L’article dans son intégralité sur Le Point
Le déni de la biologie prend tellement le pas sur la réalité qu’il inquiète jusque dans les hautes sphères décolonialistes. Ainsi, Jean-François Braunstein, spécialiste de l’histoire des sciences et membre de l’Observatoire du décolonialisme, a publié une tribune dans le journal le Point, fustigeant "la déconstruction du genre à la mode dans les milieux universitaires.
"Il s’agit […] de satisfaire les revendications des militants pro-gender qui ont à cœur d’effacer toute différence des sexes. Ces absurdités sont l’un des résultats les plus visibles d’une théorie du genre qui fait son chemin dans les universités américaines depuis une soixantaine d’années ", écrit le professeur de philosophie.
Il faut dire que, depuis quelques années, la biologie est taxée de “patriarcale” et “viriliste”, pour ne reconnaître que deux sexes. Les universitaires comme Anne Fausto-Sterling lui préfèrent les “études de genre” qui permettent de justifier toutes théories plus abracadabrantes les unes que les autres, sous prétexte d’une infinité de sexes. En effet, l’assignation d’un sexe à la naissance résulte, pour ces sociologues du dimanche, d’une décision arbitraire, nullement liée à la biologie. Se servant de Foucault pour appuyer leurs théories, certains, comme Judith Butler, n’hésitent pas à affirmer que "ce n’est pas seulement le sexe qui n’a pas d’existence matérielle objective, mais aussi le corps".
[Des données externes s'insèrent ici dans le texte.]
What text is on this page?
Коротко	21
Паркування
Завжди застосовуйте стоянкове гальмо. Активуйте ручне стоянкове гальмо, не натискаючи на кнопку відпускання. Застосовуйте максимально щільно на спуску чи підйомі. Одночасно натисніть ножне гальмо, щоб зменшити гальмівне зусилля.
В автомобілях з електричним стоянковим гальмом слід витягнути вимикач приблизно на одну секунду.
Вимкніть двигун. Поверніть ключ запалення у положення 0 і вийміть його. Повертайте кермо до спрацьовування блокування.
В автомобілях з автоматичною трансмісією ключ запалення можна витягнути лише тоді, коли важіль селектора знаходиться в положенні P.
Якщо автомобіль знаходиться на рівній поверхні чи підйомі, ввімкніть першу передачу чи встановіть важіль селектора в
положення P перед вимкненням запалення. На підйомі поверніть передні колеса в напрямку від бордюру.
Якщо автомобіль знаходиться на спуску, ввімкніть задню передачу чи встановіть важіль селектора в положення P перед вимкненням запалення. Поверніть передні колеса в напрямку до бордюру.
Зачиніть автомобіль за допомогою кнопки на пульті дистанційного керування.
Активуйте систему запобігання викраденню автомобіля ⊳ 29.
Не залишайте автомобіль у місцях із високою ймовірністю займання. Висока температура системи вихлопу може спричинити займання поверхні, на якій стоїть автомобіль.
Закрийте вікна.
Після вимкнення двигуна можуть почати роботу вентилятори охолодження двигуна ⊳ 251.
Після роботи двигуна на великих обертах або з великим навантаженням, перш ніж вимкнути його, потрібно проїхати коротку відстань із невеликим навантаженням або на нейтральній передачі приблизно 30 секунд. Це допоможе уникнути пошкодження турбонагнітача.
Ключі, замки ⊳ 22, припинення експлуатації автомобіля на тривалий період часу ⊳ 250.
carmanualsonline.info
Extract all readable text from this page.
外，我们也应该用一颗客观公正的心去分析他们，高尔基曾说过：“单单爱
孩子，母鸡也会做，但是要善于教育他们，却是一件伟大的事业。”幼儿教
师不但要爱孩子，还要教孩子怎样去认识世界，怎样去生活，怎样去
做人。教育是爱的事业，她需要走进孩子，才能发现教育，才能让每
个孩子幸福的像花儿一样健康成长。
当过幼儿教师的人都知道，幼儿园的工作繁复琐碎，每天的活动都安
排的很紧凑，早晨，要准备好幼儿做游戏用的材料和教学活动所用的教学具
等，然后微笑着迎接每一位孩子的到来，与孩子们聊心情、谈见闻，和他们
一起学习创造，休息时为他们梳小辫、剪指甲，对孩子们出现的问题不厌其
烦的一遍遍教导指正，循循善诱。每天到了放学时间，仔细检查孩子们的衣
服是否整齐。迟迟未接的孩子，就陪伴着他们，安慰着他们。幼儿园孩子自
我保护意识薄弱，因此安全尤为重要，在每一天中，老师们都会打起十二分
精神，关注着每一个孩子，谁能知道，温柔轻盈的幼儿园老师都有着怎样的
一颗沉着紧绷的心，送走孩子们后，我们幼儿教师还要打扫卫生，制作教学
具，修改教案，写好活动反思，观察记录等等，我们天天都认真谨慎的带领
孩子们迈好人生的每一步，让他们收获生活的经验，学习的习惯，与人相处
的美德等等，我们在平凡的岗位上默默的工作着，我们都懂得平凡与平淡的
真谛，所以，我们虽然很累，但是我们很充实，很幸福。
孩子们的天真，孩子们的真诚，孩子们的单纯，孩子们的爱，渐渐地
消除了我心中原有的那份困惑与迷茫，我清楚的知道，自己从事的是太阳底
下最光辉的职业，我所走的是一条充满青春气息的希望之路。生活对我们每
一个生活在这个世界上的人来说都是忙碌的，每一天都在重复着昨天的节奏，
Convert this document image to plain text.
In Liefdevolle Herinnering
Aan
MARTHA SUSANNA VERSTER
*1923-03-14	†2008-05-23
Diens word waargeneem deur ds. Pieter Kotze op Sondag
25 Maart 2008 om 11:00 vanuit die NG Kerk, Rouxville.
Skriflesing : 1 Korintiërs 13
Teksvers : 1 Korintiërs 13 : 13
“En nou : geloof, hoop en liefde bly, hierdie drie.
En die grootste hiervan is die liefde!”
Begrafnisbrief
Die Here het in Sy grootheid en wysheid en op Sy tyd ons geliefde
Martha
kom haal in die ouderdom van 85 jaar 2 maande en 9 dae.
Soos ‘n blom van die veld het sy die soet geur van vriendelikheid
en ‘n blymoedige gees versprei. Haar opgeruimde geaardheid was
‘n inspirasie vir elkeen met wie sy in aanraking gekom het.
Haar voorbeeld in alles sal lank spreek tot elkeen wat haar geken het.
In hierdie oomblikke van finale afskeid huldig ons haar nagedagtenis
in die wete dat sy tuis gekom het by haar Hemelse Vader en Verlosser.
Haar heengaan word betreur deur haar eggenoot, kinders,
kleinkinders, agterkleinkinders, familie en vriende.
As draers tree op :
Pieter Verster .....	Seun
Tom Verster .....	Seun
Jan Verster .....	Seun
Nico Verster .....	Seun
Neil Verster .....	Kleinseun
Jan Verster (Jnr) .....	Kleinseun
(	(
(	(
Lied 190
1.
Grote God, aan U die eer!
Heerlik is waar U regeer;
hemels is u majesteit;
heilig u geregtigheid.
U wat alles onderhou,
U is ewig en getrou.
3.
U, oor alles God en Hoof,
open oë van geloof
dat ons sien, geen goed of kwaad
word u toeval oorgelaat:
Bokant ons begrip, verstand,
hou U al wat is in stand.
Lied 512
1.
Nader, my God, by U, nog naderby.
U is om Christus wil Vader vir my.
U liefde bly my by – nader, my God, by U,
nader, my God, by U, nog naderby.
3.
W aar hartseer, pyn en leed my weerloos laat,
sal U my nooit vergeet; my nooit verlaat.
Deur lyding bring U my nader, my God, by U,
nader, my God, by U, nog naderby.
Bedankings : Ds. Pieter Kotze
Mais le vrai danger, pour Jean-François Braunstein, provient avant tout de l’influence insidieuse qu’ont ces théories sur la société. " Si tout cela n’était que rêveries ou performances d’adultes consentants, il n’y aurait rien à redire. Mais aujourd’hui, c’est à des enfants de 6 ans, en Écosse ou ailleurs, que l’on enseigne : “Ton genre, c’est toi qui le décides” ", dénonce-t-il avant d’étayer davantage son amer constat, en prenant pour exemple le cas de Keira Bell.
Cette jeune femme anglaise de 23 ans a en effet porté plainte contre Tavistock Clinic, qui l’avait encouragée, alors qu’elle était âgée de 14 ans, à engager une transition dont elle n’était pas en mesure d’appréhender la gravité. "Les idées ont des conséquences et les idées folles ont des conséquences ravageuses", conclut le membre de l’Observatoire du décolonialisme. À trop vouloir déconstruire, il ne restera que des ruines.